Basic research for such physical conditions as heart disease must include an appreciation of sex differences, and this same standard should be extended to basic and translational research for PTSD.

Genomics The factors that lead to individual differences in the development of PTSD are both experiential and genetic Admon et al. The genomic basis of PTSD is critically important for determining who might be at risk. That includes identifying genotypes implicated in vulnerability or resilience to PTSD, gene pathways that undergo epigenetic modification after trauma exposure, and differential expression of genes in people who have and do not have PTSD Almli et al.

Because PTSD is fundamentally a brain disorder, identifying epigenetic modifications that result in differential gene expression in brain regions known to be dysfunctional in PTSD patients has a high priority.

However, because brain tissue from living people cannot be assayed, brain-focused studies to identify differentially expressed genes are generally conducted in animal models. The committee identified human studies that are investigating whether epigenetic and expression differences observed in peripheral tissues are associated with PTSD. The genomics of PTSD is in its infancy compared with the genomics of other common psychiatric disorders such as schizophrenia Koenen et al.

There is a great deal of knowledge to be gained in this field, but whether it will translate into innovative interventions to prevent or ameliorate PTSD is unknown. The most promising research for translation appears to be prospective human studies that integrate multiple levels of biological data.

The best method for such studies begins with identifying people before exposure, but studies of people in the acute aftermath of a traumatic event are also likely to produce important translational results. The translational impact of PTSD genomics could be improved by integrating genome-wide data for example, genotype, epigenetic, and gene expression into treatment studies of PTSD, as has been done with functional magnetic resonance imaging research. Such studies may provide information on genomic profiles of people who do and do not respond to treatment and information on genomic correlates for example, gene expression changes of symptom remission.

A major concern about genomic research on PTSD is the narrow focus on candidate genes—whether for genotype, epigenetic, or gene expression studies—in light of the discrediting of this approach for other psychiatric disorders, such as schizophrenia and bipolar disorder Pitman et al. A further concern is the relatively small number of human studies due to current funding constraints.

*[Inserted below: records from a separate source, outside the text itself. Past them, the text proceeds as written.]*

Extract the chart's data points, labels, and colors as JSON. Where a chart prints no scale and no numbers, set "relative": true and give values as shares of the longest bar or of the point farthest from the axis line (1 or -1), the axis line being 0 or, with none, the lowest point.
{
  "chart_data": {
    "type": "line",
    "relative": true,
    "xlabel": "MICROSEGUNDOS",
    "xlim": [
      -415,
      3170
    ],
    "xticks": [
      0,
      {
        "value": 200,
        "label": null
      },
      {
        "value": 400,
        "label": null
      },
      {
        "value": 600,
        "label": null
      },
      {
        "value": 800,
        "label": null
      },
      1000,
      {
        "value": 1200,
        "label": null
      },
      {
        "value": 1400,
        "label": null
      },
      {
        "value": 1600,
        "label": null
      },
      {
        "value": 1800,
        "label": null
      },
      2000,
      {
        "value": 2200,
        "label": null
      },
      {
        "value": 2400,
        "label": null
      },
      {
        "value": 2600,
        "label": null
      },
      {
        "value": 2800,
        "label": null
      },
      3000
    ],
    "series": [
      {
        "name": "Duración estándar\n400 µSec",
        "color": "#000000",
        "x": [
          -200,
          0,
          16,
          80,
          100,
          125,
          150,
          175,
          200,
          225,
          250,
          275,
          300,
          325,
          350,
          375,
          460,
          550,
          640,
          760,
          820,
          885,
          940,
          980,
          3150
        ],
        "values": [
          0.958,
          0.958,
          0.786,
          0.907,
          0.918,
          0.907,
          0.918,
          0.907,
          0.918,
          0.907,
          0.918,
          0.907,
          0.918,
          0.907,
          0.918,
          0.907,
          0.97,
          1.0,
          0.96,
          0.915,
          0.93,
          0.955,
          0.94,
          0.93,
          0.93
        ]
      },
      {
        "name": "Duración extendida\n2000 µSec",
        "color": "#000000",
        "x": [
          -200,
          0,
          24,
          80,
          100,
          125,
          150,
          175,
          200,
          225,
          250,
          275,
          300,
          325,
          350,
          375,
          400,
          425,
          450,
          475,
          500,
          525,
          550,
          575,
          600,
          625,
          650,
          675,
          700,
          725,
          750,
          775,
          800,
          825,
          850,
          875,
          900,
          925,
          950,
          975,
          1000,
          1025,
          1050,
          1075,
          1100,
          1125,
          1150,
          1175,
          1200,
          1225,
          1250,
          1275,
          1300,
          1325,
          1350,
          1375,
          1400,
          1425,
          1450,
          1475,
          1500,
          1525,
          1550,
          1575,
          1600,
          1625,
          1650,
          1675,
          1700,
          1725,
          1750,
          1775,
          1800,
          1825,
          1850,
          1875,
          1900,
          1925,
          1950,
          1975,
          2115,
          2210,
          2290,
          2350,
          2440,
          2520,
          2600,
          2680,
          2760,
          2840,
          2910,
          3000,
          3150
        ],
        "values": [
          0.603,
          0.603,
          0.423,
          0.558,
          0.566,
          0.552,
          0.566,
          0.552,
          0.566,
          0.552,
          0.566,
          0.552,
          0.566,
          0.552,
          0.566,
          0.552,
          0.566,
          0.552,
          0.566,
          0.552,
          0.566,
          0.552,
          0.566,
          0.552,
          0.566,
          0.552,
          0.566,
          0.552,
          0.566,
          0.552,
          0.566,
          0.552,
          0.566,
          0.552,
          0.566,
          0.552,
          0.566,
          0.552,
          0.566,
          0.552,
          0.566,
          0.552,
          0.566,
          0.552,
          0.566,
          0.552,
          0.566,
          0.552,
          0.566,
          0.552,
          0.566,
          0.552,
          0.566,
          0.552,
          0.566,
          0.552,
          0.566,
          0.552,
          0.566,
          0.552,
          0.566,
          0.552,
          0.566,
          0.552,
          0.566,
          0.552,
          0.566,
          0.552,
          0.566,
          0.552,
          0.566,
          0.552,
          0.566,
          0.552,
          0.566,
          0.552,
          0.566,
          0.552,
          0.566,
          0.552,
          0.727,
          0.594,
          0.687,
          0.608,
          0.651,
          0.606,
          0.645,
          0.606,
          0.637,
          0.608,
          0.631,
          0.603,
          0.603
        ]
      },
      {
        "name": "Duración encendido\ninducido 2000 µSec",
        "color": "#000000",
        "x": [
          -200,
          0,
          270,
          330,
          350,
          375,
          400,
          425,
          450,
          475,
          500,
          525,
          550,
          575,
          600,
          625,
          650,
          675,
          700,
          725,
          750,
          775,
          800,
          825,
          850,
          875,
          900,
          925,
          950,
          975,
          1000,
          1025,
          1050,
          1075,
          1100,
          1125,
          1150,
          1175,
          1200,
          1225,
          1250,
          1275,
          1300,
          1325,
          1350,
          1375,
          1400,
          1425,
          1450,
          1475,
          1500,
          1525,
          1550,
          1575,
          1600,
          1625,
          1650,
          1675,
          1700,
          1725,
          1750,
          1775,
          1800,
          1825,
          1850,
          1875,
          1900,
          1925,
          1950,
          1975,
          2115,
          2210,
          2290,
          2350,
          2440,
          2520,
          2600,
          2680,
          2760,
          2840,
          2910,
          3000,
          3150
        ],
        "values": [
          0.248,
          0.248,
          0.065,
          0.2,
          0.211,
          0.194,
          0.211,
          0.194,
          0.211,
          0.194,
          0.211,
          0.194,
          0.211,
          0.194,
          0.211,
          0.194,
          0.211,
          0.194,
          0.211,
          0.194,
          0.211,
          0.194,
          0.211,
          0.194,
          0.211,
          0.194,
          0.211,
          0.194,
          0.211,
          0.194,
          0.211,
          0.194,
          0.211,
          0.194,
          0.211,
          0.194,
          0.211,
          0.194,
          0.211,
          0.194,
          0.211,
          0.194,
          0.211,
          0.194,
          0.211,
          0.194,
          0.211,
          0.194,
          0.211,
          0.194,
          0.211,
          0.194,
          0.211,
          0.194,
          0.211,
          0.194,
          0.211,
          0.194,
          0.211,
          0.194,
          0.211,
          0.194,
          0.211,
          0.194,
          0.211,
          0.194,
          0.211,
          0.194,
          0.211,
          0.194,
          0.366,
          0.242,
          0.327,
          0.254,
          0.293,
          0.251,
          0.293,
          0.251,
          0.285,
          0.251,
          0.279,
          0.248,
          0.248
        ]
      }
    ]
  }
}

PTSD genomics would benefit from the formation of a PTSD working group in the Psychiatric Genomics Consortium aimed at sharing genotype, epigenetic, and gene expression data among human studies Koenen et al.

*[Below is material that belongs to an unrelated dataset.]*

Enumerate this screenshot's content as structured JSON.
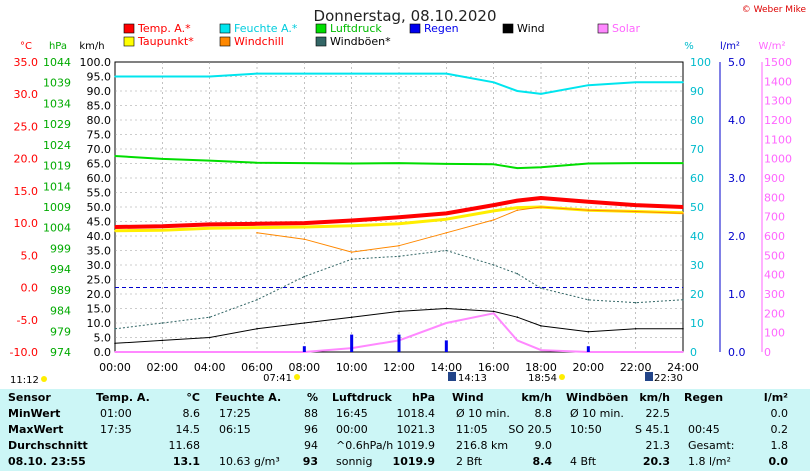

Large consortia have produced robust genomic discoveries related to other psychiatric disorders, such as schizophrenia Sullivan et al. The major barriers to such a consortium are VA and DoD restrictions on the sharing of genomic data.

For example, unlike NIH, which effectively requires data sharing, VA does not allow sharing of individual-level genotype data from genome-wide association studies. Such barriers to data sharing have in effect excluded VA investigators from the large consortia that are necessary for genomic research.

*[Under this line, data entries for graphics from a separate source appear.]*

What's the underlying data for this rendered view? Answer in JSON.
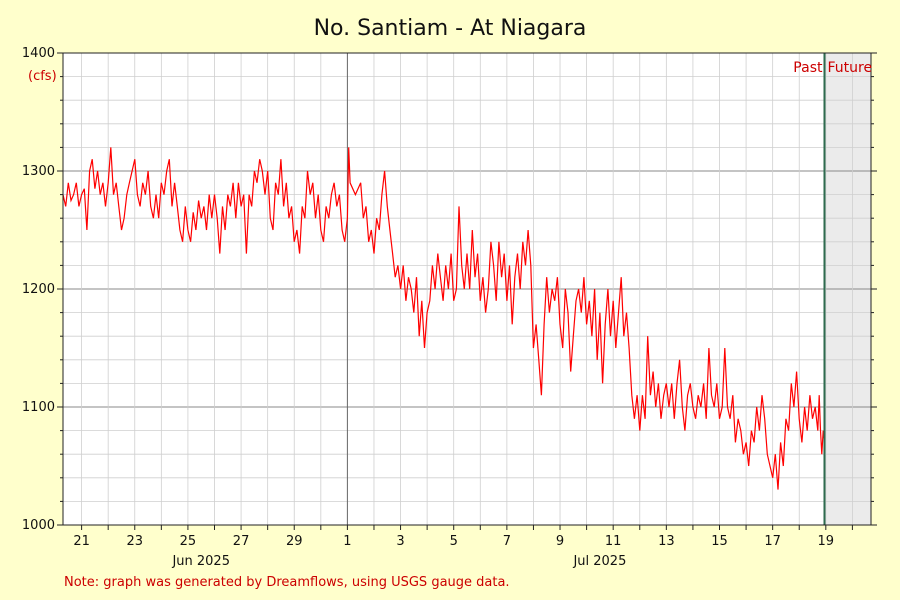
{
  "chart_data": {
    "type": "line",
    "title": "No. Santiam - At Niagara",
    "unit_label": "(cfs)",
    "note": "Note: graph was generated by Dreamflows, using USGS gauge data.",
    "past_label": "Past",
    "future_label": "Future",
    "ylim": [
      1000,
      1400
    ],
    "y_ticks": [
      1000,
      1100,
      1200,
      1300,
      1400
    ],
    "x_range_days": [
      -10.7,
      19.7
    ],
    "now_day": 17.95,
    "x_ticks": [
      {
        "day": -10,
        "label": "21"
      },
      {
        "day": -8,
        "label": "23"
      },
      {
        "day": -6,
        "label": "25"
      },
      {
        "day": -4,
        "label": "27"
      },
      {
        "day": -2,
        "label": "29"
      },
      {
        "day": 0,
        "label": "1"
      },
      {
        "day": 2,
        "label": "3"
      },
      {
        "day": 4,
        "label": "5"
      },
      {
        "day": 6,
        "label": "7"
      },
      {
        "day": 8,
        "label": "9"
      },
      {
        "day": 10,
        "label": "11"
      },
      {
        "day": 12,
        "label": "13"
      },
      {
        "day": 14,
        "label": "15"
      },
      {
        "day": 16,
        "label": "17"
      },
      {
        "day": 18,
        "label": "19"
      }
    ],
    "month_labels": [
      {
        "day": -5.5,
        "label": "Jun 2025"
      },
      {
        "day": 9.5,
        "label": "Jul 2025"
      }
    ],
    "series": [
      {
        "color": "#ff0000",
        "points": [
          [
            -10.7,
            1280
          ],
          [
            -10.6,
            1270
          ],
          [
            -10.5,
            1290
          ],
          [
            -10.4,
            1275
          ],
          [
            -10.3,
            1280
          ],
          [
            -10.2,
            1290
          ],
          [
            -10.1,
            1270
          ],
          [
            -10.0,
            1280
          ],
          [
            -9.9,
            1285
          ],
          [
            -9.8,
            1250
          ],
          [
            -9.7,
            1300
          ],
          [
            -9.6,
            1310
          ],
          [
            -9.5,
            1285
          ],
          [
            -9.4,
            1300
          ],
          [
            -9.3,
            1280
          ],
          [
            -9.2,
            1290
          ],
          [
            -9.1,
            1270
          ],
          [
            -9.0,
            1290
          ],
          [
            -8.9,
            1320
          ],
          [
            -8.8,
            1280
          ],
          [
            -8.7,
            1290
          ],
          [
            -8.6,
            1270
          ],
          [
            -8.5,
            1250
          ],
          [
            -8.4,
            1260
          ],
          [
            -8.3,
            1280
          ],
          [
            -8.2,
            1290
          ],
          [
            -8.1,
            1300
          ],
          [
            -8.0,
            1310
          ],
          [
            -7.9,
            1280
          ],
          [
            -7.8,
            1270
          ],
          [
            -7.7,
            1290
          ],
          [
            -7.6,
            1280
          ],
          [
            -7.5,
            1300
          ],
          [
            -7.4,
            1270
          ],
          [
            -7.3,
            1260
          ],
          [
            -7.2,
            1280
          ],
          [
            -7.1,
            1260
          ],
          [
            -7.0,
            1290
          ],
          [
            -6.9,
            1280
          ],
          [
            -6.8,
            1300
          ],
          [
            -6.7,
            1310
          ],
          [
            -6.6,
            1270
          ],
          [
            -6.5,
            1290
          ],
          [
            -6.4,
            1270
          ],
          [
            -6.3,
            1250
          ],
          [
            -6.2,
            1240
          ],
          [
            -6.1,
            1270
          ],
          [
            -6.0,
            1250
          ],
          [
            -5.9,
            1240
          ],
          [
            -5.8,
            1265
          ],
          [
            -5.7,
            1250
          ],
          [
            -5.6,
            1275
          ],
          [
            -5.5,
            1260
          ],
          [
            -5.4,
            1270
          ],
          [
            -5.3,
            1250
          ],
          [
            -5.2,
            1280
          ],
          [
            -5.1,
            1260
          ],
          [
            -5.0,
            1280
          ],
          [
            -4.9,
            1260
          ],
          [
            -4.8,
            1230
          ],
          [
            -4.7,
            1270
          ],
          [
            -4.6,
            1250
          ],
          [
            -4.5,
            1280
          ],
          [
            -4.4,
            1270
          ],
          [
            -4.3,
            1290
          ],
          [
            -4.2,
            1260
          ],
          [
            -4.1,
            1290
          ],
          [
            -4.0,
            1270
          ],
          [
            -3.9,
            1280
          ],
          [
            -3.8,
            1230
          ],
          [
            -3.7,
            1280
          ],
          [
            -3.6,
            1270
          ],
          [
            -3.5,
            1300
          ],
          [
            -3.4,
            1290
          ],
          [
            -3.3,
            1310
          ],
          [
            -3.2,
            1300
          ],
          [
            -3.1,
            1280
          ],
          [
            -3.0,
            1300
          ],
          [
            -2.9,
            1260
          ],
          [
            -2.8,
            1250
          ],
          [
            -2.7,
            1290
          ],
          [
            -2.6,
            1280
          ],
          [
            -2.5,
            1310
          ],
          [
            -2.4,
            1270
          ],
          [
            -2.3,
            1290
          ],
          [
            -2.2,
            1260
          ],
          [
            -2.1,
            1270
          ],
          [
            -2.0,
            1240
          ],
          [
            -1.9,
            1250
          ],
          [
            -1.8,
            1230
          ],
          [
            -1.7,
            1270
          ],
          [
            -1.6,
            1260
          ],
          [
            -1.5,
            1300
          ],
          [
            -1.4,
            1280
          ],
          [
            -1.3,
            1290
          ],
          [
            -1.2,
            1260
          ],
          [
            -1.1,
            1280
          ],
          [
            -1.0,
            1250
          ],
          [
            -0.9,
            1240
          ],
          [
            -0.8,
            1270
          ],
          [
            -0.7,
            1260
          ],
          [
            -0.6,
            1280
          ],
          [
            -0.5,
            1290
          ],
          [
            -0.4,
            1270
          ],
          [
            -0.3,
            1280
          ],
          [
            -0.2,
            1250
          ],
          [
            -0.1,
            1240
          ],
          [
            0.0,
            1260
          ],
          [
            0.05,
            1320
          ],
          [
            0.1,
            1290
          ],
          [
            0.3,
            1280
          ],
          [
            0.5,
            1290
          ],
          [
            0.6,
            1260
          ],
          [
            0.7,
            1270
          ],
          [
            0.8,
            1240
          ],
          [
            0.9,
            1250
          ],
          [
            1.0,
            1230
          ],
          [
            1.1,
            1260
          ],
          [
            1.2,
            1250
          ],
          [
            1.3,
            1280
          ],
          [
            1.4,
            1300
          ],
          [
            1.5,
            1270
          ],
          [
            1.6,
            1250
          ],
          [
            1.7,
            1230
          ],
          [
            1.8,
            1210
          ],
          [
            1.9,
            1220
          ],
          [
            2.0,
            1200
          ],
          [
            2.1,
            1220
          ],
          [
            2.2,
            1190
          ],
          [
            2.3,
            1210
          ],
          [
            2.4,
            1200
          ],
          [
            2.5,
            1180
          ],
          [
            2.6,
            1210
          ],
          [
            2.7,
            1160
          ],
          [
            2.8,
            1190
          ],
          [
            2.9,
            1150
          ],
          [
            3.0,
            1180
          ],
          [
            3.1,
            1190
          ],
          [
            3.2,
            1220
          ],
          [
            3.3,
            1200
          ],
          [
            3.4,
            1230
          ],
          [
            3.5,
            1210
          ],
          [
            3.6,
            1190
          ],
          [
            3.7,
            1220
          ],
          [
            3.8,
            1200
          ],
          [
            3.9,
            1230
          ],
          [
            4.0,
            1190
          ],
          [
            4.1,
            1200
          ],
          [
            4.2,
            1270
          ],
          [
            4.3,
            1220
          ],
          [
            4.4,
            1200
          ],
          [
            4.5,
            1230
          ],
          [
            4.6,
            1200
          ],
          [
            4.7,
            1250
          ],
          [
            4.8,
            1210
          ],
          [
            4.9,
            1230
          ],
          [
            5.0,
            1190
          ],
          [
            5.1,
            1210
          ],
          [
            5.2,
            1180
          ],
          [
            5.3,
            1200
          ],
          [
            5.4,
            1240
          ],
          [
            5.5,
            1220
          ],
          [
            5.6,
            1190
          ],
          [
            5.7,
            1240
          ],
          [
            5.8,
            1210
          ],
          [
            5.9,
            1230
          ],
          [
            6.0,
            1190
          ],
          [
            6.1,
            1220
          ],
          [
            6.2,
            1170
          ],
          [
            6.3,
            1210
          ],
          [
            6.4,
            1230
          ],
          [
            6.5,
            1200
          ],
          [
            6.6,
            1240
          ],
          [
            6.7,
            1220
          ],
          [
            6.8,
            1250
          ],
          [
            6.9,
            1220
          ],
          [
            7.0,
            1150
          ],
          [
            7.1,
            1170
          ],
          [
            7.2,
            1140
          ],
          [
            7.3,
            1110
          ],
          [
            7.4,
            1170
          ],
          [
            7.5,
            1210
          ],
          [
            7.6,
            1180
          ],
          [
            7.7,
            1200
          ],
          [
            7.8,
            1190
          ],
          [
            7.9,
            1210
          ],
          [
            8.0,
            1170
          ],
          [
            8.1,
            1150
          ],
          [
            8.2,
            1200
          ],
          [
            8.3,
            1180
          ],
          [
            8.4,
            1130
          ],
          [
            8.5,
            1160
          ],
          [
            8.6,
            1190
          ],
          [
            8.7,
            1200
          ],
          [
            8.8,
            1180
          ],
          [
            8.9,
            1210
          ],
          [
            9.0,
            1170
          ],
          [
            9.1,
            1190
          ],
          [
            9.2,
            1160
          ],
          [
            9.3,
            1200
          ],
          [
            9.4,
            1140
          ],
          [
            9.5,
            1180
          ],
          [
            9.6,
            1120
          ],
          [
            9.7,
            1170
          ],
          [
            9.8,
            1200
          ],
          [
            9.9,
            1160
          ],
          [
            10.0,
            1190
          ],
          [
            10.1,
            1150
          ],
          [
            10.2,
            1180
          ],
          [
            10.3,
            1210
          ],
          [
            10.4,
            1160
          ],
          [
            10.5,
            1180
          ],
          [
            10.6,
            1150
          ],
          [
            10.7,
            1110
          ],
          [
            10.8,
            1090
          ],
          [
            10.9,
            1110
          ],
          [
            11.0,
            1080
          ],
          [
            11.1,
            1110
          ],
          [
            11.2,
            1090
          ],
          [
            11.3,
            1160
          ],
          [
            11.4,
            1110
          ],
          [
            11.5,
            1130
          ],
          [
            11.6,
            1100
          ],
          [
            11.7,
            1120
          ],
          [
            11.8,
            1090
          ],
          [
            11.9,
            1110
          ],
          [
            12.0,
            1120
          ],
          [
            12.1,
            1100
          ],
          [
            12.2,
            1120
          ],
          [
            12.3,
            1090
          ],
          [
            12.4,
            1120
          ],
          [
            12.5,
            1140
          ],
          [
            12.6,
            1100
          ],
          [
            12.7,
            1080
          ],
          [
            12.8,
            1110
          ],
          [
            12.9,
            1120
          ],
          [
            13.0,
            1100
          ],
          [
            13.1,
            1090
          ],
          [
            13.2,
            1110
          ],
          [
            13.3,
            1100
          ],
          [
            13.4,
            1120
          ],
          [
            13.5,
            1090
          ],
          [
            13.6,
            1150
          ],
          [
            13.7,
            1110
          ],
          [
            13.8,
            1100
          ],
          [
            13.9,
            1120
          ],
          [
            14.0,
            1090
          ],
          [
            14.1,
            1100
          ],
          [
            14.2,
            1150
          ],
          [
            14.3,
            1100
          ],
          [
            14.4,
            1090
          ],
          [
            14.5,
            1110
          ],
          [
            14.6,
            1070
          ],
          [
            14.7,
            1090
          ],
          [
            14.8,
            1080
          ],
          [
            14.9,
            1060
          ],
          [
            15.0,
            1070
          ],
          [
            15.1,
            1050
          ],
          [
            15.2,
            1080
          ],
          [
            15.3,
            1070
          ],
          [
            15.4,
            1100
          ],
          [
            15.5,
            1080
          ],
          [
            15.6,
            1110
          ],
          [
            15.7,
            1090
          ],
          [
            15.8,
            1060
          ],
          [
            15.9,
            1050
          ],
          [
            16.0,
            1040
          ],
          [
            16.1,
            1060
          ],
          [
            16.2,
            1030
          ],
          [
            16.3,
            1070
          ],
          [
            16.4,
            1050
          ],
          [
            16.5,
            1090
          ],
          [
            16.6,
            1080
          ],
          [
            16.7,
            1120
          ],
          [
            16.8,
            1100
          ],
          [
            16.9,
            1130
          ],
          [
            17.0,
            1090
          ],
          [
            17.1,
            1070
          ],
          [
            17.2,
            1100
          ],
          [
            17.3,
            1080
          ],
          [
            17.4,
            1110
          ],
          [
            17.5,
            1090
          ],
          [
            17.6,
            1100
          ],
          [
            17.7,
            1080
          ],
          [
            17.75,
            1110
          ],
          [
            17.8,
            1080
          ],
          [
            17.85,
            1060
          ],
          [
            17.9,
            1080
          ],
          [
            17.95,
            1070
          ]
        ]
      }
    ]
  }
}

Addressing such barriers would help ensure progress in PTSD genomics research. Unlike other psychiatric disorders, PTSD results from a known event, and this allows for immediate intervention and possibly even the prevention of pathological symptoms.

It remains unclear why some people are resilient to trauma whereas others develop PTSD. Clarifying the reasons for this difference might improve strategies for enhancing resilience and preventing the development of PTSD.

Logistically, this research is challenging to conduct in humans, as it requires recruiting people into studies immediately after a traumatic event and following them longitudinally.